People with type 2 diabetes who do not achieve target glycated hemoglobin (HbA1c ≤7.0%) despite glucagon-like peptide-1 receptor agonist (GLP-1RA) therapy may require additional strategies to improve metabolic control. A prospective cohort study published in Advances in Therapy evaluated the effect of adding flash glucose monitoring to ongoing GLP-1RA therapy over 12 months.
The study enrolled 264 people with type 2 diabetes receiving stable GLP-1RA therapy who had not reached the HbA1c target. Participants were assigned to flash glucose monitoring plus GLP-1RA or GLP-1RA alone, matched by age and baseline HbA1c using a nearest-neighbor approach.
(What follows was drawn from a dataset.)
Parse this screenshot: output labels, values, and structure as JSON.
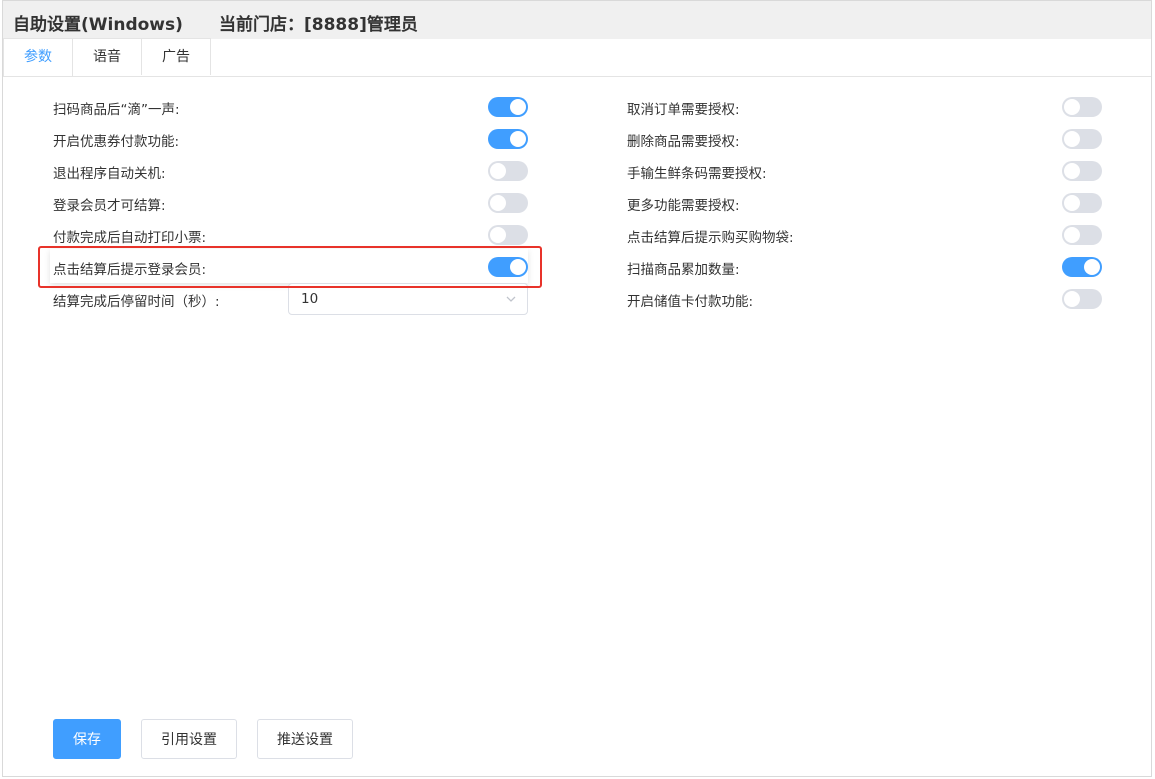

After 12 months, mean HbA1c decreased by −0.58% (from 8.24% to 7.66%) in the flash monitoring group compared with −0.35% (from 8.32% to 7.97%) in the GLP-1RA-only group (p<0.001). Body weight decreased by −4.03 kg (from 83.97 to 79.95 kg) versus −2.29 kg (from 84.75 to 82.50 kg), respectively (p<0.001).
Total cholesterol and triglycerides decreased significantly, and high-density lipoprotein cholesterol increased in the flash monitoring group, while changes were minimal in controls. Low-density lipoprotein cholesterol decreased within the flash monitoring group, although the between-group difference did not reach statistical significance. Mean time-in-range was 69.6%, with low hypoglycemia exposure and no signal for increased severe events or diabetes-related emergencies.
These findings describe greater improvements in glycemic and selected metabolic parameters over 12 months among individuals using flash glucose monitoring in addition to GLP-1RA therapy.